Proteins for the Future: Nvidia’s AI Tech Holds Promise for New Therapies

Engineering techniques are already being used in the development of new proteins that can become therapies. Nvidia and partner Evozyne received new research showing that their technology created new proteins never before seen in nature, doing it faster and with better results. They did this by learning the language of life.


Language learning models are currently a hot topic for technologies like ChatGPT, AI software that analyses language to answer questions and even interact with the user. Kimberly Powell, vice president of healthcare at Nvidia, says that language learning techniques can also be applied to genomics, especially the proteins encoded by our genes.


“We learned that these large language models can understand relationships just by looking at the sequence of amino acids,” Powell said. “There is information about the function of proteins if you can encode, represent, and study that information in these large language models.”


Research results were published in a recent J.P. at the Morgan Healthcare conference in San Francisco. Powell discussed them in a separate briefing with reporters. The new proteins come from a collaboration between Nvidia and Chicago-based protein design startup Evozyne. Neither company develops new drugs, but their technologies are used by biotech and pharmaceutical companies involved in drug development.
Nvidia and Evozyne started working together in 2022 and jointly developed a new deep learning model that can learn how proteins work. Using these rules, they aim to develop new proteins with improved functions. The model was built on Nvidia technology used to teach and implement large-scale biological models.


The Nvidia and Evozyne studies focused on the phenylalanine hydroxylase (PAH) family of proteins. PAH is an enzyme needed to break down the amino acid phenylalanine found in certain foods. PAH deficiency causes a rare condition called phenylketonuria (PKU), in which phenylalanine levels accumulate in the body and cause neurological disorders. Patients with this inherited condition manage it by following a strict diet that avoids foods containing phenylalanine.


When designing therapeutic proteins, researchers aim to make changes that improve protein function without compromising its safety. In a study described by Nvidia, Evozyne was able to create PAH proteins with 51 mutations. Despite all these changes, this protein still managed to achieve two and a half times more functionality than native human PAH, Powell said. In the future, this technique could build PAH proteins with 167 mutations. Despite changing more than half of the protein, this version of PAH still retained its function.

There are only a few FDA-approved treatments for PKU. BioMarin Pharmaceutical markets two: the small-molecule drug Kuvan and the enzyme Palynziq, an engineered enzyme designed to replace the deficient PAH. However, the use of these drugs does not eliminate the need for patients to continue dietary restrictions. BioMarin is also developing a gene therapy that offers a one-time treatment option for enzyme deficiency.


Other companies are in various stages of development with potential PKU treatments that could help patients who do not respond to currently available BioMarin products. Homology Medicines is in early-stage clinical testing of a gene-editing therapy that replaces a disease-causing gene with a functional gene. PTC Therapeutics has begun late-stage clinical testing with a small-molecule PKU drug. 

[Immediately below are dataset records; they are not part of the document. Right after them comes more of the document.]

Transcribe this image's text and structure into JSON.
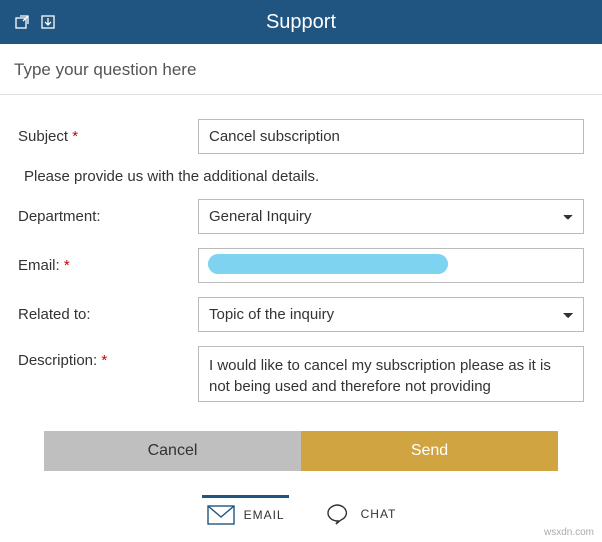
{
  "header": {
    "title": "Support"
  },
  "question": {
    "placeholder": "Type your question here"
  },
  "form": {
    "subject_label": "Subject",
    "subject_value": "Cancel subscription",
    "info_text": "Please provide us with the additional details.",
    "department_label": "Department:",
    "department_value": "General Inquiry",
    "email_label": "Email:",
    "email_value": "",
    "related_label": "Related to:",
    "related_value": "Topic of the inquiry",
    "description_label": "Description:",
    "description_value": "I would like to cancel my subscription please as it is not being used and therefore not providing"
  },
  "buttons": {
    "cancel": "Cancel",
    "send": "Send"
  },
  "tabs": {
    "email": "EMAIL",
    "chat": "CHAT"
  },
  "attribution": "wsxdn.com"
}
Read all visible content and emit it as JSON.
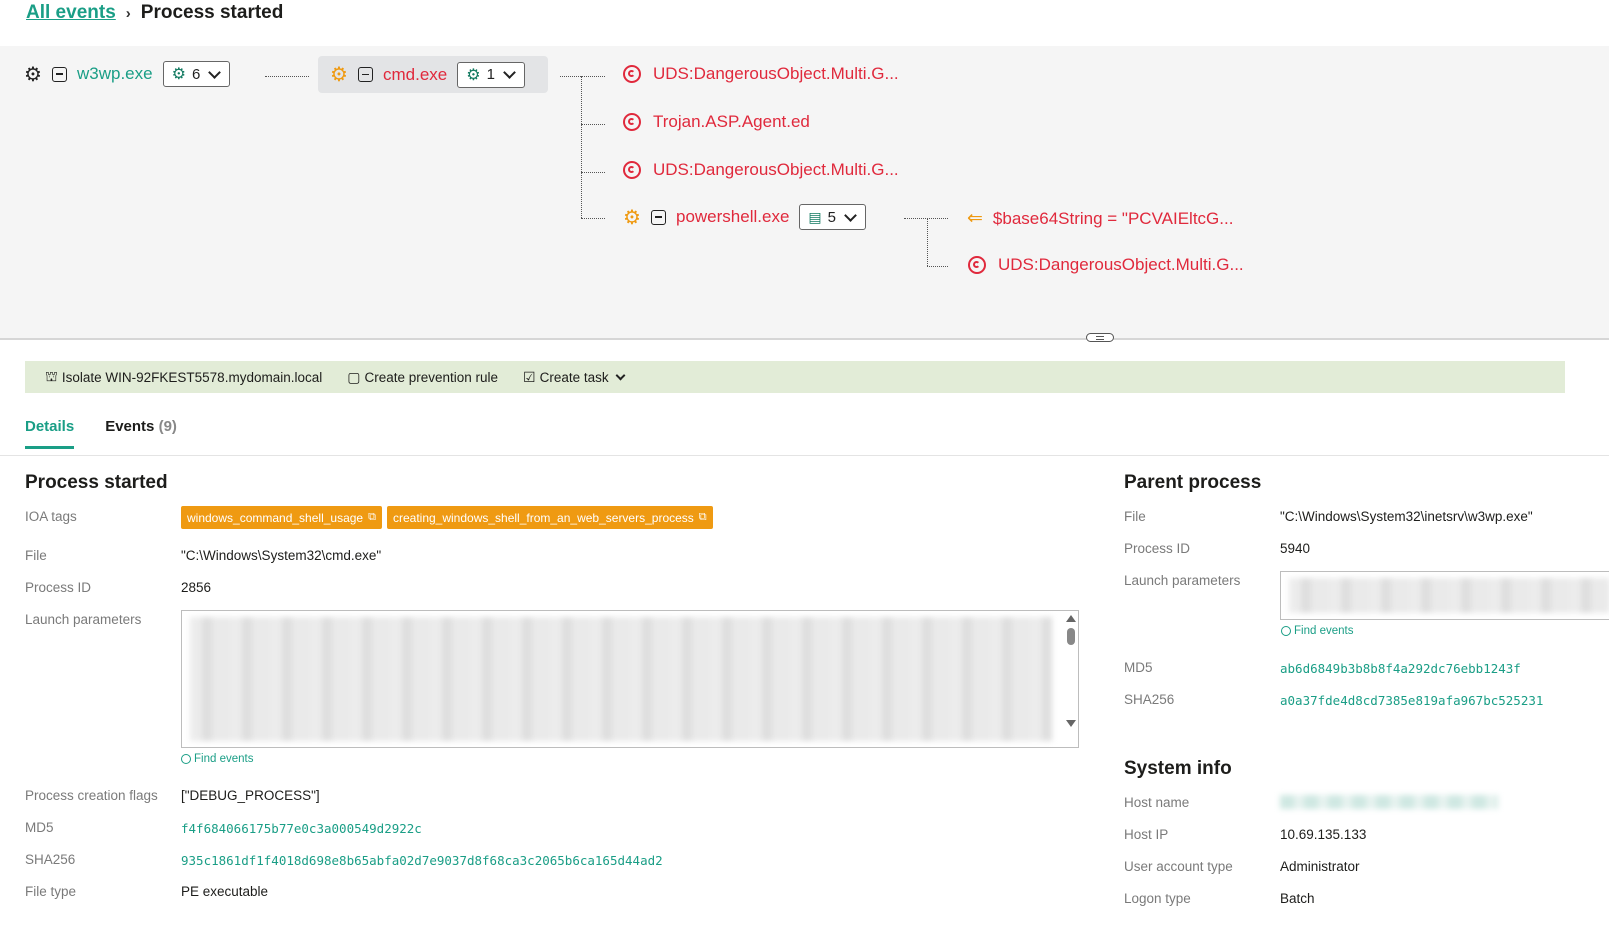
{
  "breadcrumb": {
    "back": "All events",
    "sep": "›",
    "current": "Process started"
  },
  "tree": {
    "root": {
      "name": "w3wp.exe",
      "count": "6"
    },
    "child": {
      "name": "cmd.exe",
      "count": "1"
    },
    "threats": [
      "UDS:DangerousObject.Multi.G...",
      "Trojan.ASP.Agent.ed",
      "UDS:DangerousObject.Multi.G..."
    ],
    "powershell": {
      "name": "powershell.exe",
      "count": "5"
    },
    "ps_children": [
      "$base64String = \"PCVAIEltcG...",
      "UDS:DangerousObject.Multi.G..."
    ]
  },
  "actions": {
    "isolate": "Isolate WIN-92FKEST5578.mydomain.local",
    "prevention": "Create prevention rule",
    "task": "Create task"
  },
  "tabs": {
    "details": "Details",
    "events": "Events",
    "events_count": "(9)"
  },
  "process": {
    "title": "Process started",
    "labels": {
      "ioa": "IOA tags",
      "file": "File",
      "pid": "Process ID",
      "launch": "Launch parameters",
      "flags": "Process creation flags",
      "md5": "MD5",
      "sha256": "SHA256",
      "filetype": "File type"
    },
    "tags": [
      "windows_command_shell_usage",
      "creating_windows_shell_from_an_web_servers_process"
    ],
    "file": "\"C:\\Windows\\System32\\cmd.exe\"",
    "pid": "2856",
    "find_events": "Find events",
    "flags": "[\"DEBUG_PROCESS\"]",
    "md5": "f4f684066175b77e0c3a000549d2922c",
    "sha256": "935c1861df1f4018d698e8b65abfa02d7e9037d8f68ca3c2065b6ca165d44ad2",
    "filetype": "PE executable"
  },
  "parent": {
    "title": "Parent process",
    "labels": {
      "file": "File",
      "pid": "Process ID",
      "launch": "Launch parameters",
      "md5": "MD5",
      "sha256": "SHA256"
    },
    "file": "\"C:\\Windows\\System32\\inetsrv\\w3wp.exe\"",
    "pid": "5940",
    "find_events": "Find events",
    "md5": "ab6d6849b3b8b8f4a292dc76ebb1243f",
    "sha256": "a0a37fde4d8cd7385e819afa967bc525231"
  },
  "system": {
    "title": "System info",
    "labels": {
      "host": "Host name",
      "ip": "Host IP",
      "account": "User account type",
      "logon": "Logon type"
    },
    "ip": "10.69.135.133",
    "account": "Administrator",
    "logon": "Batch"
  },
  "colors": {
    "accent": "#1a9e86",
    "threat": "#e0293c",
    "tag": "#ef9a12",
    "action_bar": "#e2ecd7"
  }
}
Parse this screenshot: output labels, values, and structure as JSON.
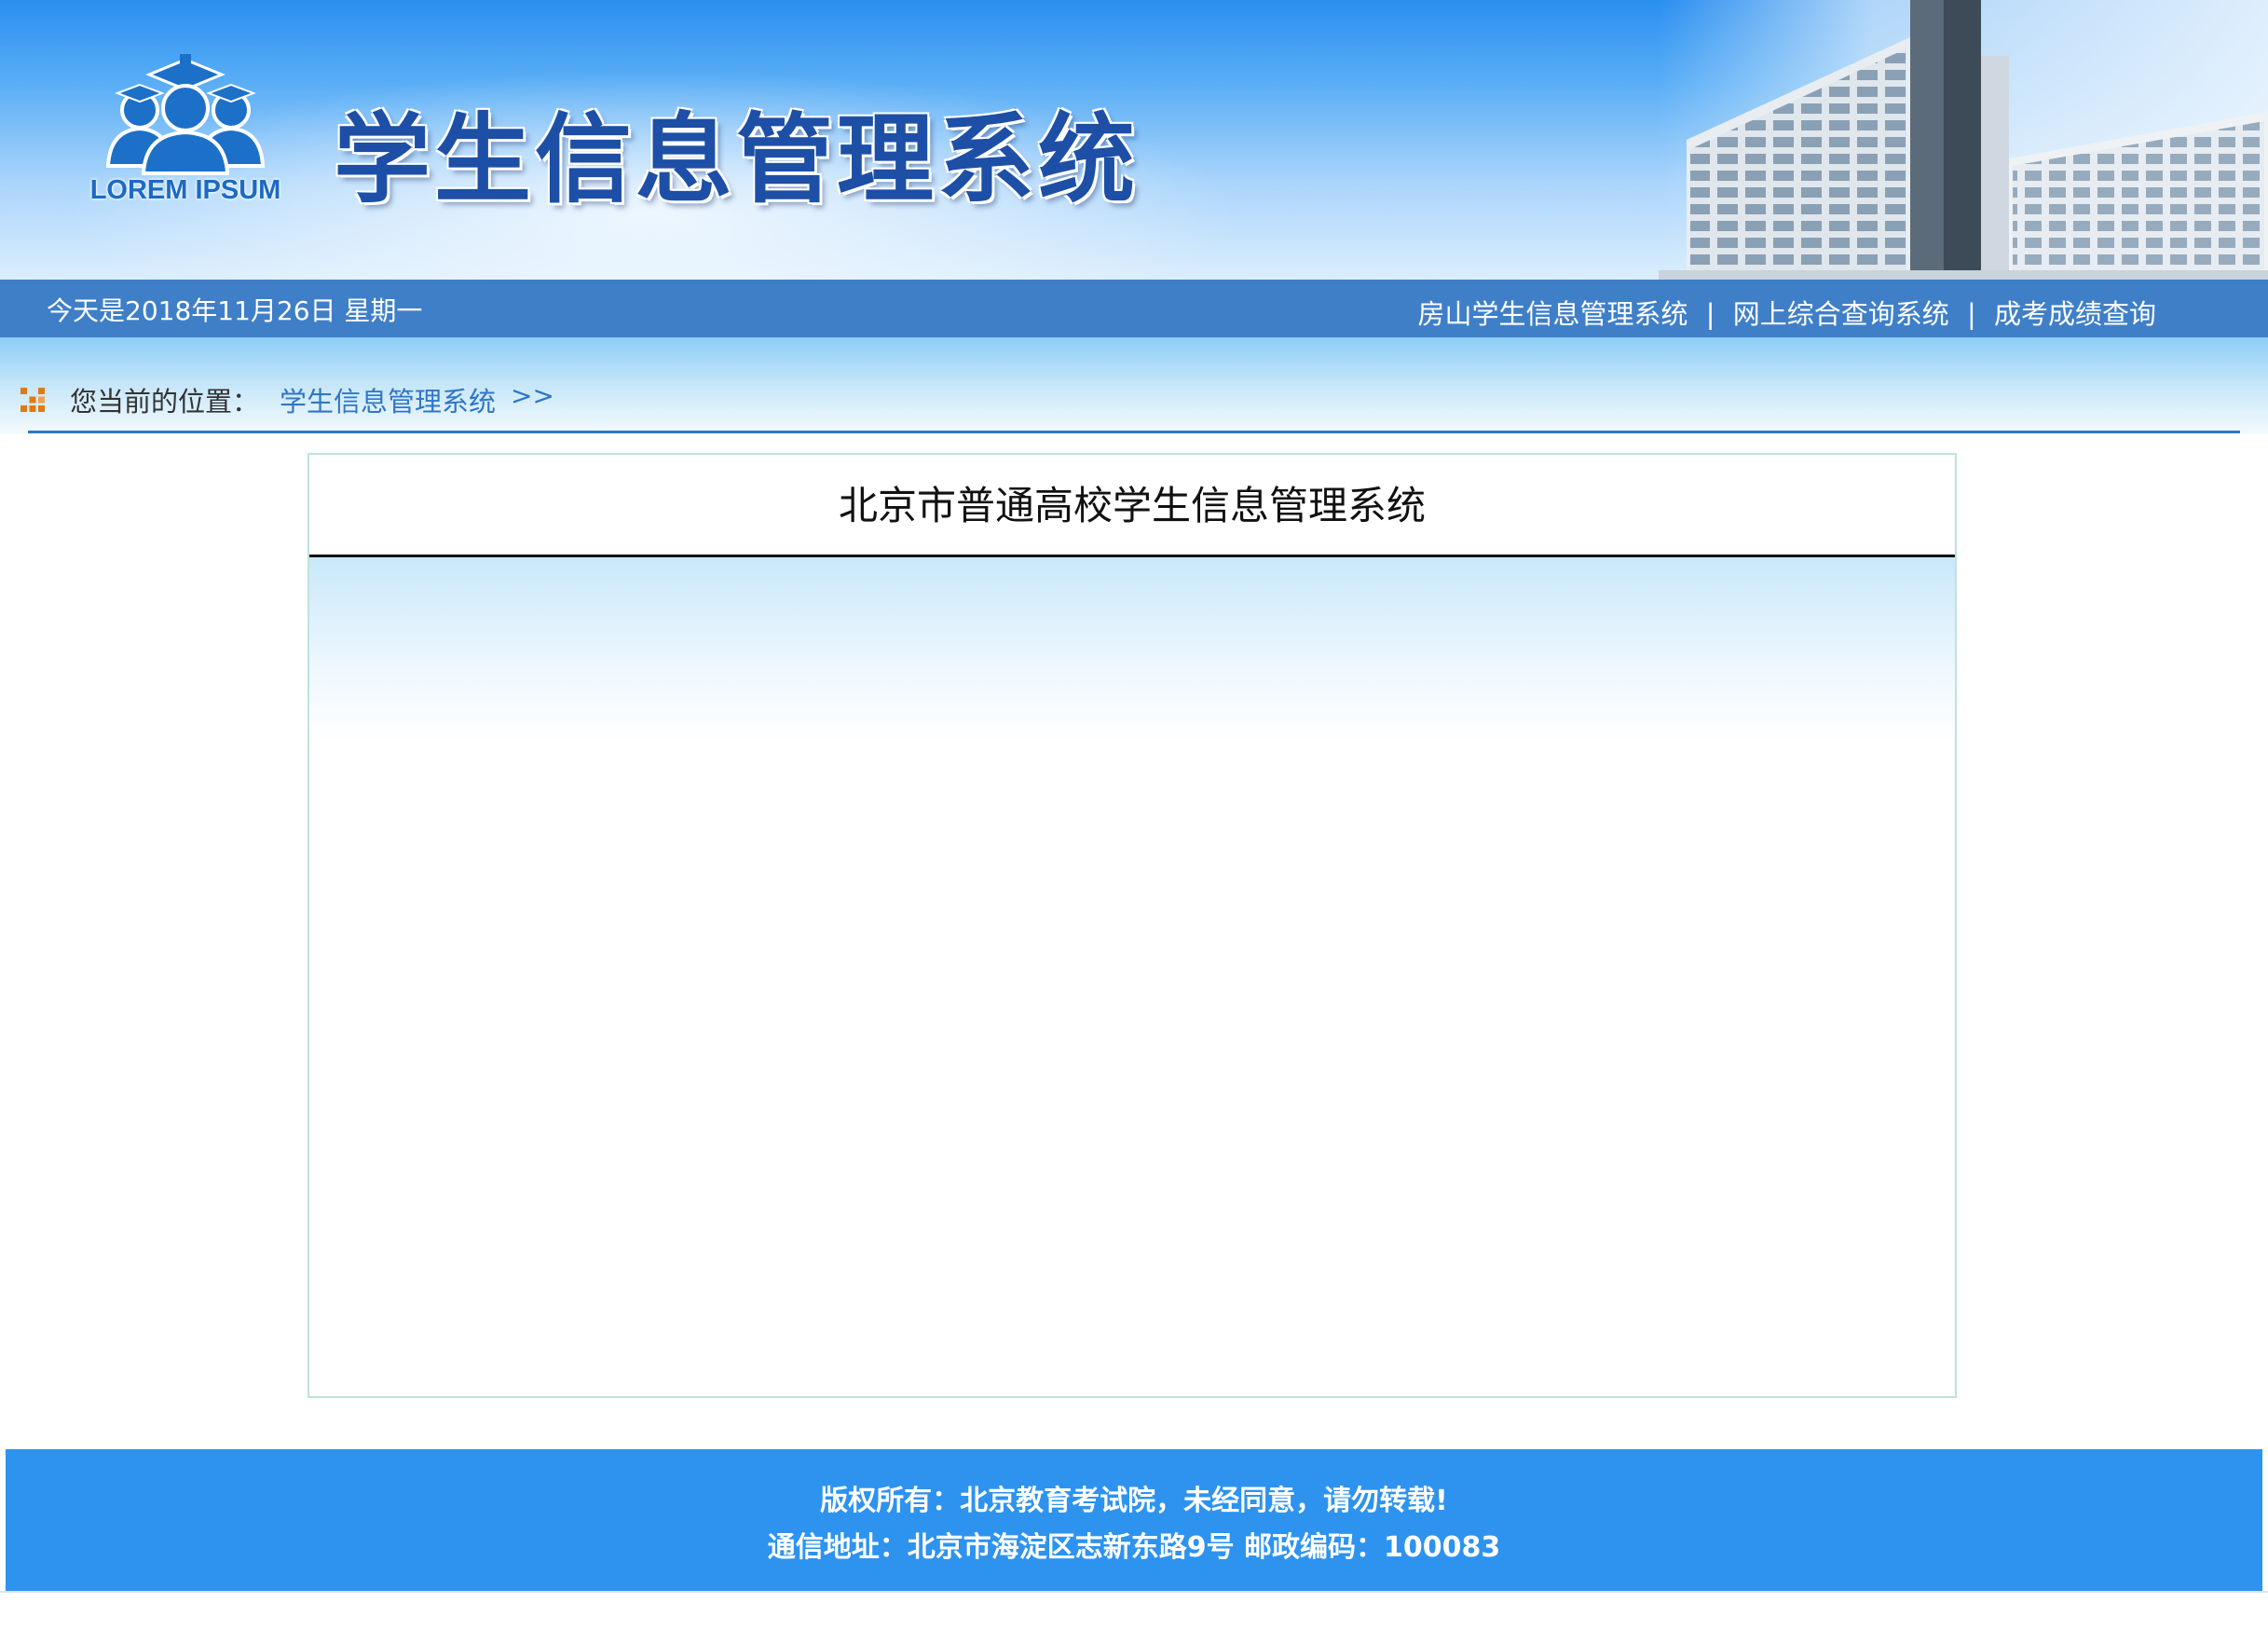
{
  "header": {
    "logo_text": "LOREM IPSUM",
    "site_title": "学生信息管理系统"
  },
  "topbar": {
    "date_text": "今天是2018年11月26日  星期一",
    "links": [
      {
        "label": "房山学生信息管理系统"
      },
      {
        "label": "网上综合查询系统"
      },
      {
        "label": "成考成绩查询"
      }
    ],
    "separator": "|"
  },
  "breadcrumb": {
    "label": "您当前的位置：",
    "current": "学生信息管理系统",
    "arrow": ">>"
  },
  "main": {
    "panel_title": "北京市普通高校学生信息管理系统"
  },
  "footer": {
    "copyright": "版权所有：北京教育考试院，未经同意，请勿转载!",
    "address": "通信地址：北京市海淀区志新东路9号 邮政编码：100083"
  },
  "colors": {
    "header_bar": "#3f7fc8",
    "title_blue": "#1d4fa6",
    "footer_bg": "#2d93ef",
    "link_blue": "#2f76c6",
    "panel_border": "#bfe2de"
  },
  "icons": {
    "logo": "students-graduation-icon",
    "breadcrumb": "grid-dots-icon"
  }
}
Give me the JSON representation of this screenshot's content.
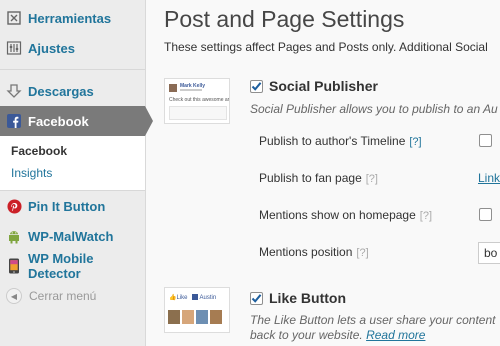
{
  "sidebar": {
    "items": [
      {
        "label": "Herramientas",
        "icon": "tools-icon"
      },
      {
        "label": "Ajustes",
        "icon": "settings-icon"
      },
      {
        "label": "Descargas",
        "icon": "download-icon"
      },
      {
        "label": "Facebook",
        "icon": "facebook-icon"
      },
      {
        "label": "Pin It Button",
        "icon": "pinterest-icon"
      },
      {
        "label": "WP-MalWatch",
        "icon": "android-icon"
      },
      {
        "label": "WP Mobile Detector",
        "icon": "mobile-icon"
      }
    ],
    "submenu": [
      "Facebook",
      "Insights"
    ],
    "collapse_label": "Cerrar menú"
  },
  "main": {
    "title": "Post and Page Settings",
    "description": "These settings affect Pages and Posts only. Additional Social",
    "social_publisher": {
      "heading": "Social Publisher",
      "description": "Social Publisher allows you to publish to an Au",
      "rows": [
        {
          "label": "Publish to author's Timeline",
          "help": "[?]"
        },
        {
          "label": "Publish to fan page",
          "help": "[?]",
          "link": "Link"
        },
        {
          "label": "Mentions show on homepage",
          "help": "[?]"
        },
        {
          "label": "Mentions position",
          "help": "[?]",
          "select_value": "bo"
        }
      ]
    },
    "like_button": {
      "heading": "Like Button",
      "description_line1": "The Like Button lets a user share your content",
      "description_line2": "back to your website.",
      "read_more": "Read more"
    },
    "thumb1": {
      "name": "Mark Kelly",
      "text": "Check out this awesome ar"
    },
    "thumb2": {
      "like": "Like",
      "name": "Austin"
    }
  },
  "colors": {
    "link": "#21759b",
    "active_menu": "#7a7a7a",
    "sidebar_bg": "#ececec",
    "facebook_blue": "#3b5998",
    "pinterest_red": "#cb2027"
  }
}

Earlier this month, Jnana Therapeutics received FDA approval to begin a Phase 1 trial of a small molecule drug candidate for the metabolic disorder.


Powell said the results from Nvidia and Evozyne hold promise for creating new protein therapies. Protein engineering methods used today involve “directed evolution,” an approach that makes iterative changes until a protein with the desired properties and functions is achieved. Directed development would have taken months, perhaps even years, to achieve what Evozyne did to design its new PAH proteins, he said. The startup calls its approach machine learning-based protein engineering.


“Its ability to explore an essentially infinite protein space so that we can now find proteins that have the desired function while maintaining other properties that you want, like protein safety, is absolutely mind-blowing,” Powell said.